I was out at a bar with a friend of mine the other night. This friend is a neurotic catastrophe (I don't mean that in a negative way) but has one indelible saving grace: he's really good looking. He's a tall, brawny, tanned work of physical symmetry. And he's also a warbling gyroscope of emotional issues. The benefit of going out to bars with him is that the frequency of being approached by random woman increases terrifically compared to what I would experience on my own. And it reminds me that hitting on people is stupid. This is a prejudice I've had for a long time. It treats attraction and the metaphysics of romantic affinity as if they were a sport that can be won or lost through the application of some obtuse skill. It's one thing to like somebody and not feel embarrassed about showing it to them publicly, but it's another thing entirely to pull out the hard sell and convince someone that you're the number one king pimpette.
So this night a feisty blonde woman ambled up to us and inserted herself into our conversation. Small talk was exchanged, some pretense was created to explain away her approach (it's always "Don’t I know you?") and it wasn't long before she had convinced us to take a sugary shot of something in the cranberry-watermelon family. Then she started telling us – I suppose I'm being generous at this point as most of this was directed at my friend, but indulge me for a few paragraphs—about what great blowjobs she gives. "It's true," she swore. "You can ask any of my ex-boyfriends."

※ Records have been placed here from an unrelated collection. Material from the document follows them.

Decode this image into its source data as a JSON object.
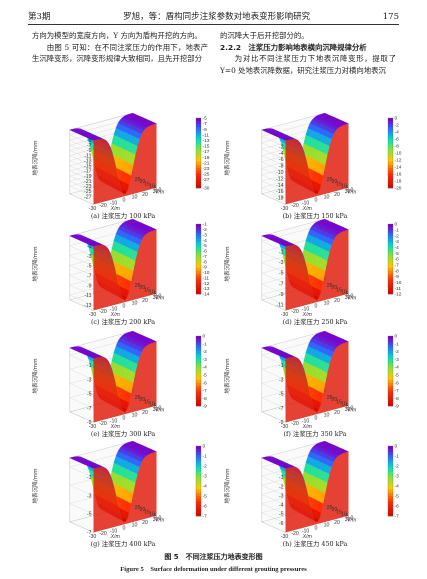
{
  "header": {
    "issue": "第3期",
    "title": "罗旭，等：盾构同步注浆参数对地表变形影响研究",
    "page_number": "175"
  },
  "left_column": {
    "p1": "方向为模型的宽度方向，Y 方向为盾构开挖的方向。",
    "p2": "由图 5 可知：在不同注浆压力的作用下，地表产生沉降变形，沉降变形规律大致相同，且先开挖部分"
  },
  "right_column": {
    "p1": "的沉降大于后开挖部分的。",
    "section": "2.2.2　注浆压力影响地表横向沉降规律分析",
    "p2": "为对比不同注浆压力下地表沉降变形，提取了 Y=0 处地表沉降数据，研究注浆压力对横向地表沉"
  },
  "axis_labels": {
    "z": "地表沉降/mm",
    "x": "X/m",
    "y": "Y/m"
  },
  "chart_data": [
    {
      "type": "surface3d",
      "caption": "(a) 注浆压力 100 kPa",
      "z_ticks": [
        -5,
        -7,
        -9,
        -11,
        -13,
        -15,
        -17,
        -19,
        -21,
        -23,
        -25,
        -27
      ],
      "colorbar_ticks": [
        -5,
        -7,
        -9,
        -11,
        -13,
        -15,
        -17,
        -19,
        -21,
        -23,
        -25,
        -27,
        -30
      ],
      "zlim": [
        -30,
        -5
      ],
      "x_ticks": [
        -30,
        -20,
        -10,
        0,
        10,
        20,
        30
      ],
      "y_ticks": [
        0,
        5,
        10,
        15,
        20,
        25
      ],
      "xlabel": "X/m",
      "ylabel": "Y/m",
      "zlabel": "地表沉降/mm"
    },
    {
      "type": "surface3d",
      "caption": "(b) 注浆压力 150 kPa",
      "z_ticks": [
        -2,
        -4,
        -6,
        -8,
        -10,
        -12,
        -14,
        -16,
        -18
      ],
      "colorbar_ticks": [
        0,
        -2,
        -4,
        -6,
        -8,
        -10,
        -12,
        -14,
        -16,
        -18,
        -20
      ],
      "zlim": [
        -20,
        0
      ],
      "x_ticks": [
        -30,
        -20,
        -10,
        0,
        10,
        20,
        30
      ],
      "y_ticks": [
        0,
        5,
        10,
        15,
        20,
        25
      ],
      "xlabel": "X/m",
      "ylabel": "Y/m",
      "zlabel": "地表沉降/mm"
    },
    {
      "type": "surface3d",
      "caption": "(c) 注浆压力 200 kPa",
      "z_ticks": [
        -1,
        -3,
        -5,
        -7,
        -9,
        -11,
        -13
      ],
      "colorbar_ticks": [
        -1,
        -2,
        -3,
        -4,
        -5,
        -6,
        -7,
        -8,
        -9,
        -10,
        -11,
        -12,
        -13,
        -14
      ],
      "zlim": [
        -14,
        -1
      ],
      "x_ticks": [
        -30,
        -20,
        -10,
        0,
        10,
        20,
        30
      ],
      "y_ticks": [
        0,
        5,
        10,
        15,
        20,
        25
      ],
      "xlabel": "X/m",
      "ylabel": "Y/m",
      "zlabel": "地表沉降/mm"
    },
    {
      "type": "surface3d",
      "caption": "(d) 注浆压力 250 kPa",
      "z_ticks": [
        -1,
        -3,
        -5,
        -7,
        -9,
        -11
      ],
      "colorbar_ticks": [
        0,
        -1,
        -2,
        -3,
        -4,
        -5,
        -6,
        -7,
        -8,
        -9,
        -10,
        -11,
        -12
      ],
      "zlim": [
        -12,
        0
      ],
      "x_ticks": [
        -30,
        -20,
        -10,
        0,
        10,
        20,
        30
      ],
      "y_ticks": [
        0,
        5,
        10,
        15,
        20,
        25
      ],
      "xlabel": "X/m",
      "ylabel": "Y/m",
      "zlabel": "地表沉降/mm"
    },
    {
      "type": "surface3d",
      "caption": "(e) 注浆压力 300 kPa",
      "z_ticks": [
        -1,
        -3,
        -5,
        -7,
        -9
      ],
      "colorbar_ticks": [
        0,
        -1,
        -2,
        -3,
        -4,
        -5,
        -6,
        -7,
        -8,
        -9
      ],
      "zlim": [
        -9,
        0
      ],
      "x_ticks": [
        -30,
        -20,
        -10,
        0,
        10,
        20,
        30
      ],
      "y_ticks": [
        0,
        5,
        10,
        15,
        20,
        25
      ],
      "xlabel": "X/m",
      "ylabel": "Y/m",
      "zlabel": "地表沉降/mm"
    },
    {
      "type": "surface3d",
      "caption": "(f) 注浆压力 350 kPa",
      "z_ticks": [
        -1,
        -3,
        -5,
        -7,
        -9
      ],
      "colorbar_ticks": [
        0,
        -1,
        -2,
        -3,
        -4,
        -5,
        -6,
        -7,
        -8,
        -9
      ],
      "zlim": [
        -9,
        0
      ],
      "x_ticks": [
        -30,
        -20,
        -10,
        0,
        10,
        20,
        30
      ],
      "y_ticks": [
        0,
        5,
        10,
        15,
        20,
        25
      ],
      "xlabel": "X/m",
      "ylabel": "Y/m",
      "zlabel": "地表沉降/mm"
    },
    {
      "type": "surface3d",
      "caption": "(g) 注浆压力 400 kPa",
      "z_ticks": [
        -1,
        -3,
        -5,
        -7
      ],
      "colorbar_ticks": [
        0,
        -1,
        -2,
        -3,
        -4,
        -5,
        -6,
        -7
      ],
      "zlim": [
        -7,
        0
      ],
      "x_ticks": [
        -30,
        -20,
        -10,
        0,
        10,
        20,
        30
      ],
      "y_ticks": [
        0,
        5,
        10,
        15,
        20,
        25
      ],
      "xlabel": "X/m",
      "ylabel": "Y/m",
      "zlabel": "地表沉降/mm"
    },
    {
      "type": "surface3d",
      "caption": "(h) 注浆压力 450 kPa",
      "z_ticks": [
        -1,
        -2,
        -3,
        -4,
        -5,
        -6
      ],
      "colorbar_ticks": [
        0,
        -1,
        -2,
        -3,
        -4,
        -5,
        -6,
        -7
      ],
      "zlim": [
        -7,
        0
      ],
      "x_ticks": [
        -30,
        -20,
        -10,
        0,
        10,
        20,
        30
      ],
      "y_ticks": [
        0,
        5,
        10,
        15,
        20,
        25
      ],
      "xlabel": "X/m",
      "ylabel": "Y/m",
      "zlabel": "地表沉降/mm"
    }
  ],
  "figure": {
    "caption_cn": "图 5　不同注浆压力地表变形图",
    "caption_en": "Figure 5　Surface deformation under different grouting pressures"
  }
}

I have never before met a stranger who tried to sell themselves based on sexual references. It might actually have been interesting to call a few of her ex-boyfriends and talk out just what her sexual pros and cons really were. But it's hard to be so clever on the spot, especially in the kind of a bar where people in pressed Banana Republic shirts dance with each other, waving hands over heads like elementary school kids awkwardly doing calisthenics. Next she asked us if we liked blowjobs.
How do you respond when someone asks you if you like oral sex? In my own overly-intellectualized and defensive posture, I think of sex as communication more than performance. It's great with people that you care about and increasingly uncomfortable with people you don't have any deeper interest in. Some of the best mechanical sex I've had has been during one night stands. Drawn out sessions of gymnastic vigor, that shakes the walls and leaves your bed humped off into a crooked angle halfway across the bedroom. These are also some of the experiences in my life that I'd just as soon not repeat. It's the depressing embodiment of small talk given a physical form. What can your body really have to say to a stranger beyond the pantomime of connection and feigned investment?

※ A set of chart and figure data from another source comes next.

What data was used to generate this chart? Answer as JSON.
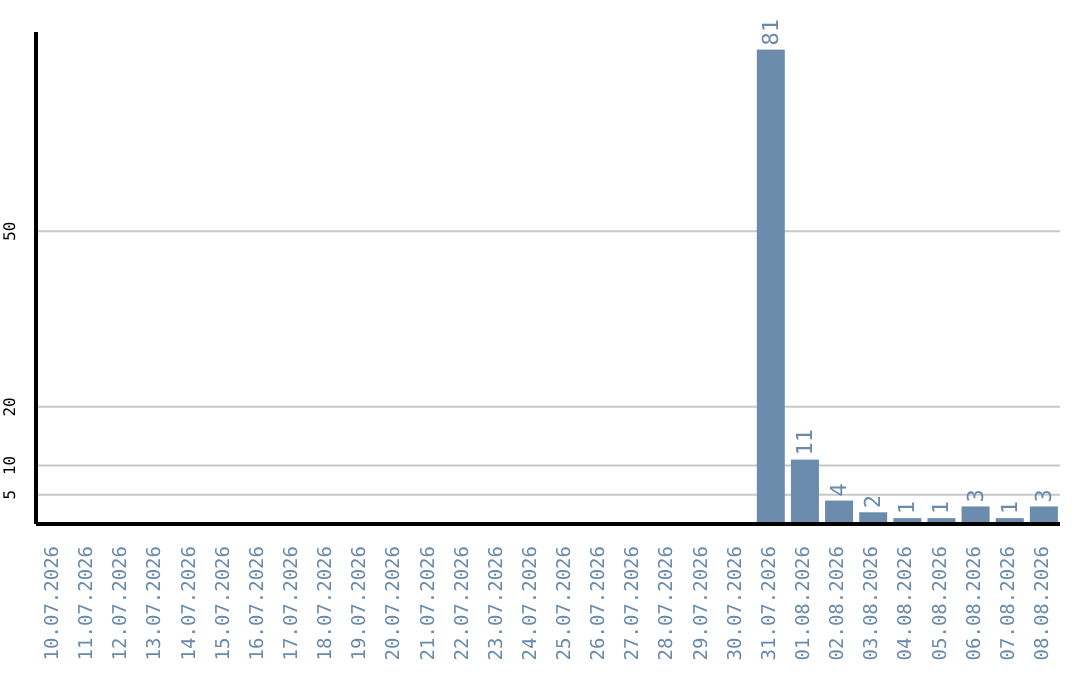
{
  "chart_data": {
    "type": "bar",
    "categories": [
      "10.07.2026",
      "11.07.2026",
      "12.07.2026",
      "13.07.2026",
      "14.07.2026",
      "15.07.2026",
      "16.07.2026",
      "17.07.2026",
      "18.07.2026",
      "19.07.2026",
      "20.07.2026",
      "21.07.2026",
      "22.07.2026",
      "23.07.2026",
      "24.07.2026",
      "25.07.2026",
      "26.07.2026",
      "27.07.2026",
      "28.07.2026",
      "29.07.2026",
      "30.07.2026",
      "31.07.2026",
      "01.08.2026",
      "02.08.2026",
      "03.08.2026",
      "04.08.2026",
      "05.08.2026",
      "06.08.2026",
      "07.08.2026",
      "08.08.2026"
    ],
    "values": [
      0,
      0,
      0,
      0,
      0,
      0,
      0,
      0,
      0,
      0,
      0,
      0,
      0,
      0,
      0,
      0,
      0,
      0,
      0,
      0,
      0,
      81,
      11,
      4,
      2,
      1,
      1,
      3,
      1,
      3
    ],
    "value_labels": [
      null,
      null,
      null,
      null,
      null,
      null,
      null,
      null,
      null,
      null,
      null,
      null,
      null,
      null,
      null,
      null,
      null,
      null,
      null,
      null,
      null,
      "81",
      "11",
      "4",
      "2",
      "1",
      "1",
      "3",
      "1",
      "3"
    ],
    "color": "#6b8cad",
    "ylim": [
      0,
      84
    ],
    "yticks": [
      5,
      10,
      20,
      50
    ],
    "grid": "y"
  }
}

There are always the foreign smells of breath, armpits, and sweat to remind you of the relative foreignness of that body in bed with you. There are always strange physical quirks to reconcile with: toenails, moles, the sourness of the inner ear, stubble, acne, strange hands. None of these are physically revolting, but they're so uniquely personal that it always reminds me of how wholly unknown the person I'm with is (assuming they're a Saturday night trifle). And finally, the mechanics of sex aren't all that mysterious after all. Our underpants-areas are teeming with Hooksexup endings; it shouldn't be any great selling point for a grown person to be proud of their ability to manipulate them in a pleasurable way. If you can manage to get me off just by biting my love handles, then I might admit rhetorical defeat on the point, but being good at blowjobs is kind of like saying you're good at making sandwiches. I didn't realize it was all that mysterious a process.
All of which got me thinking about "The Brown Bunny," Vincent Gallo's movie about getting a blowjob from Chloe Sevigny. It's ostensibly about more than that, but that climactic scene where two celebrities consent to share the mechanics of their sex with the world at large is as direct a statement as any about the movie. Blowjobs come and go, but the people giving them are irreplaceable. Gallo's character can't stop reliving his last sexual encounter with his now-dead wife because sex is the only language we have to begin to articulate what it feels like to love somebody. You can use words, or images, or sounds, but the truest and most direct expression of love is physical. Sex is language and vocabulary.
Which brings me back to a bar in the Mission, drunk on fruit juice and vodka, trying to reconcile what it was about this woman who insisted on pitching her sexual acumen to a couple of random guys in a bar. What would we really have to say to each other physically? The gears and cogs might run together, but to what end? I assume I'm a total anomaly in this regard. I've got several friends with libidos that reach into the stars and take great relish in the variety and intensity of new sexual encounters. I envy them. I respect them fundamentally. But I don't think I understand their language.